Presiones y recomendaciones internacionales aparte, lo que es innegable es que la mayoría absoluta del gobierno no sólo se ha asegurado de recortar nuestros derechos sociales, sino que se ha puesto como objetivo reducir nuestros derechos y libertades políticos y civiles. No es casual que esta estrategia de penalización de la movilización social, la protesta, la libertad de expresión e información tenga lugar 4 años después del 15M, sino que además va en paralelo a un repunte de la acción social frente a las consecuencias de la crisis, en la que mareas, plataformas ciudadanas y colectivos de todo tipo han articulado en la calle la indignación ciudadana.

Y es que, a quién se le ocurre que la gente salga a la calle a decir lo que piensa, y mucho menos a organizarse para la defensa de lo común. En qué cabeza cabe que se pueda permitir informar o denunciar abusos policiales. Y es que el PP, es ante todo un partido de orden. Hasta la crisis, el orden social estaba asegurado por la estabilidad económica que nos hacía estar entretenidos en casa, o en el centro comercial, disfrutando de lo que nos habían vendido, y nosotros habíamos comprado, como calidad de vida.

La represión y el miedo es lo único que les queda para evitar que la gente ponga en evidencia la perversión del sistema. Los poderes económicos, encubiertos y apoyados por el poder político, hacen negocio con los alimentos, energía, agua, salud, vivienda, educación, etc., y por nada del mundo van a dejar que se cuestione ese trasvase de riqueza desde la vida de las personas a la cuenta corriente de unos pocos.

En realidad, lo que ha conseguido la crisis es acelerar y catalizar muchas iniciativas personales y comunitarias de transformación, sacarlas a la calle y ponerlas en las portadas de los periódicos. Los valores y actitudes que mueven a la gente están en la antípodas de los principios que rigen nuestro sistema explotador de recursos y personas. No se pueden permitir que la opinión pública se ponga de su parte; no se pueden permitir que la ciudadanía se organice, denuncie, proteste; no se pueden permitir simple y llanamente que se les desmonte el chiringuito.
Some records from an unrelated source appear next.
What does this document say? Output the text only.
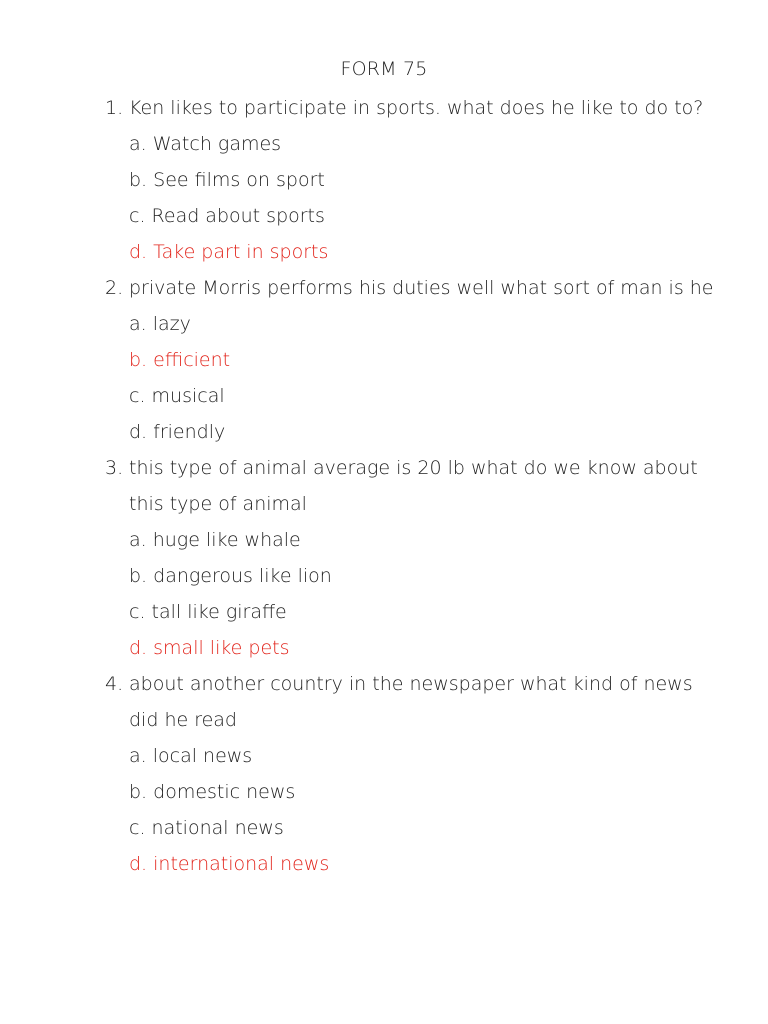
FORM 75
1. Ken likes to participate in sports. what does he like to do to?
a. Watch games
b. See films on sport
c. Read about sports
d. Take part in sports
2. private Morris performs his duties well what sort of man is he
a. lazy
b. efficient
c. musical
d. friendly
3. this type of animal average is 20 lb what do we know about this type of animal
a. huge like whale
b. dangerous like lion
c. tall like giraffe
d. small like pets
4. about another country in the newspaper what kind of news did he read
a. local news
b. domestic news
c. national news
d. international news
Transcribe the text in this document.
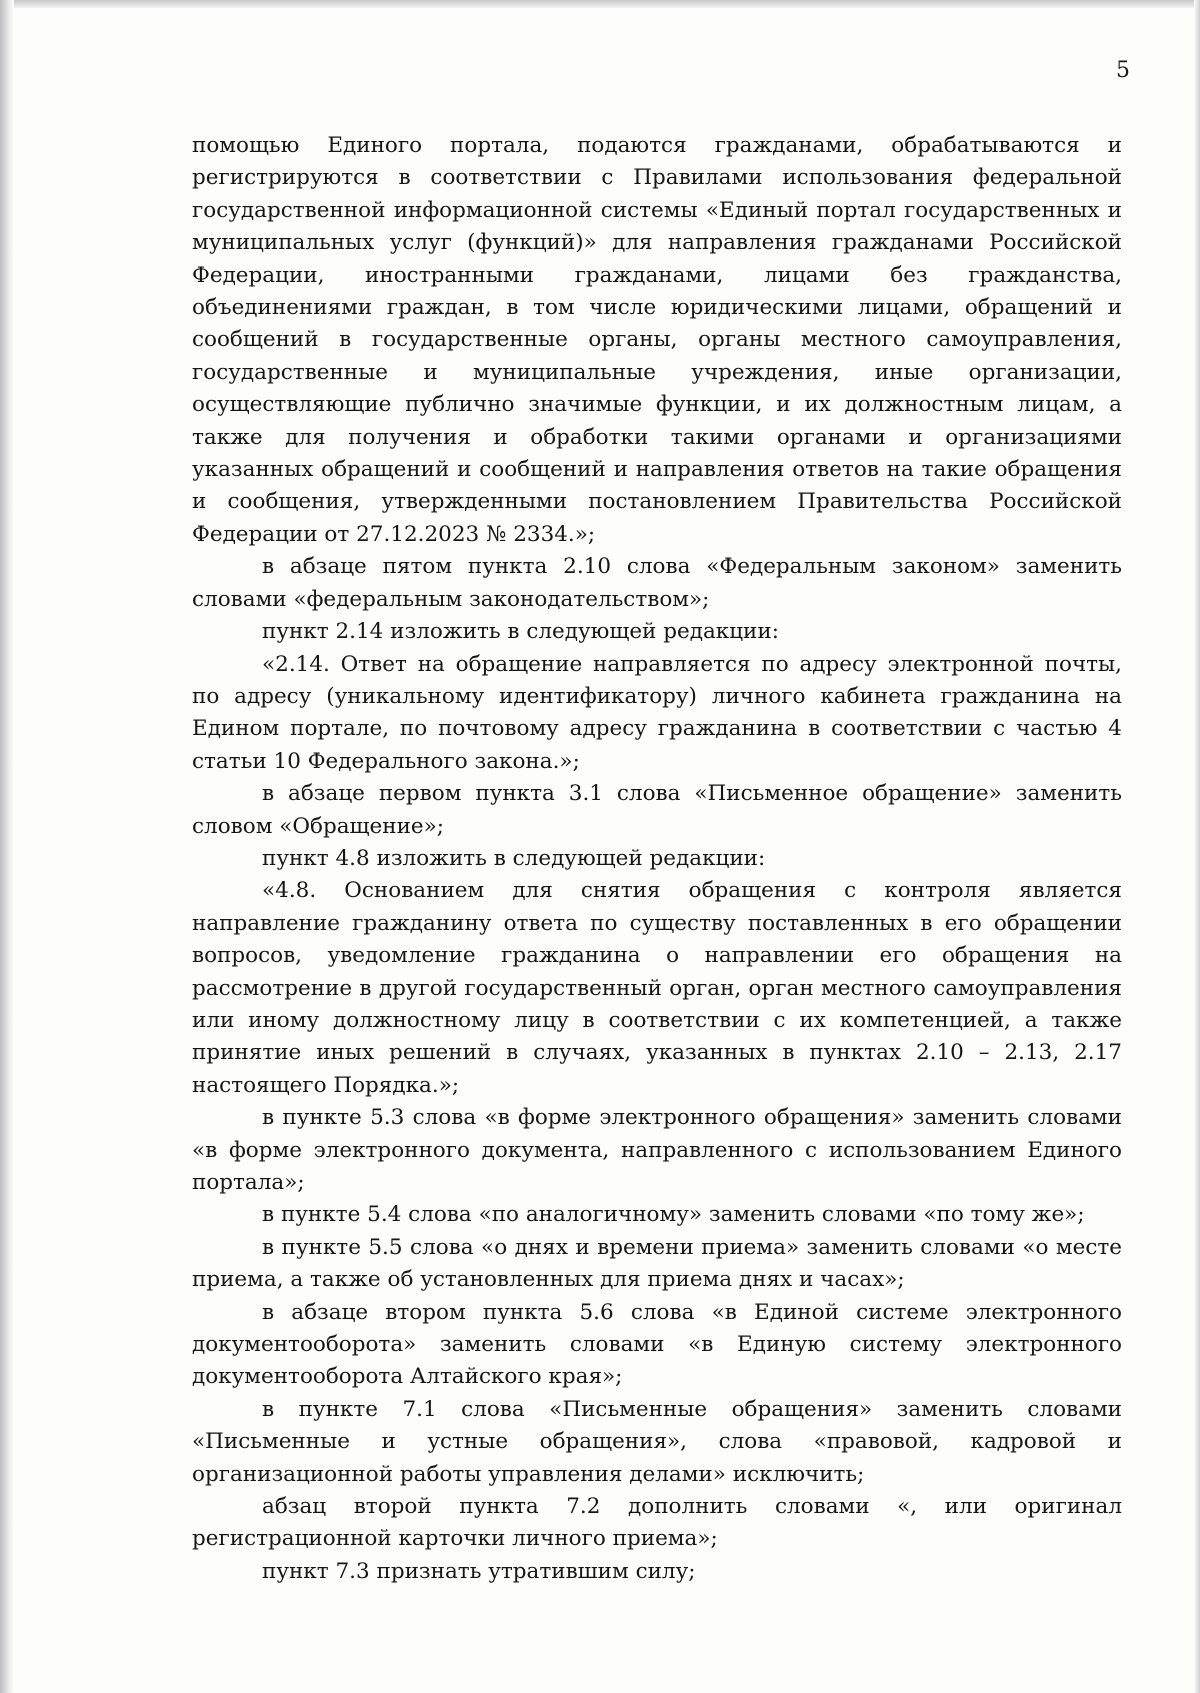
5

помощью Единого портала, подаются гражданами, обрабатываются и регистрируются в соответствии с Правилами использования федеральной государственной информационной системы «Единый портал государственных и муниципальных услуг (функций)» для направления гражданами Российской Федерации, иностранными гражданами, лицами без гражданства, объединениями граждан, в том числе юридическими лицами, обращений и сообщений в государственные органы, органы местного самоуправления, государственные и муниципальные учреждения, иные организации, осуществляющие публично значимые функции, и их должностным лицам, а также для получения и обработки такими органами и организациями указанных обращений и сообщений и направления ответов на такие обращения и сообщения, утвержденными постановлением Правительства Российской Федерации от 27.12.2023 № 2334.»;

в абзаце пятом пункта 2.10 слова «Федеральным законом» заменить словами «федеральным законодательством»;

пункт 2.14 изложить в следующей редакции:

«2.14. Ответ на обращение направляется по адресу электронной почты, по адресу (уникальному идентификатору) личного кабинета гражданина на Едином портале, по почтовому адресу гражданина в соответствии с частью 4 статьи 10 Федерального закона.»;

в абзаце первом пункта 3.1 слова «Письменное обращение» заменить словом «Обращение»;

пункт 4.8 изложить в следующей редакции:

«4.8. Основанием для снятия обращения с контроля является направление гражданину ответа по существу поставленных в его обращении вопросов, уведомление гражданина о направлении его обращения на рассмотрение в другой государственный орган, орган местного самоуправления или иному должностному лицу в соответствии с их компетенцией, а также принятие иных решений в случаях, указанных в пунктах 2.10 – 2.13, 2.17 настоящего Порядка.»;

в пункте 5.3 слова «в форме электронного обращения» заменить словами «в форме электронного документа, направленного с использованием Единого портала»;

в пункте 5.4 слова «по аналогичному» заменить словами «по тому же»;

в пункте 5.5 слова «о днях и времени приема» заменить словами «о месте приема, а также об установленных для приема днях и часах»;

в абзаце втором пункта 5.6 слова «в Единой системе электронного документооборота» заменить словами «в Единую систему электронного документооборота Алтайского края»;

в пункте 7.1 слова «Письменные обращения» заменить словами «Письменные и устные обращения», слова «правовой, кадровой и организационной работы управления делами» исключить;

абзац второй пункта 7.2 дополнить словами «, или оригинал регистрационной карточки личного приема»;

пункт 7.3 признать утратившим силу;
Porque, en realidad, se trata de eso de penalizar y reprimir todo aquello que impulsa la transformación social y económica desde abajo. Las Leyes Mordaza son sin duda un ataque inaceptable a nuestros derechos y libertades, pero también lo son a nuestra capacidad y a nuestro derecho a decidir como queremos que sean las cosas. Si ellos no pueden permitirse una sociedad organizada y activa, nosotros no podemos permitirnos no serlo.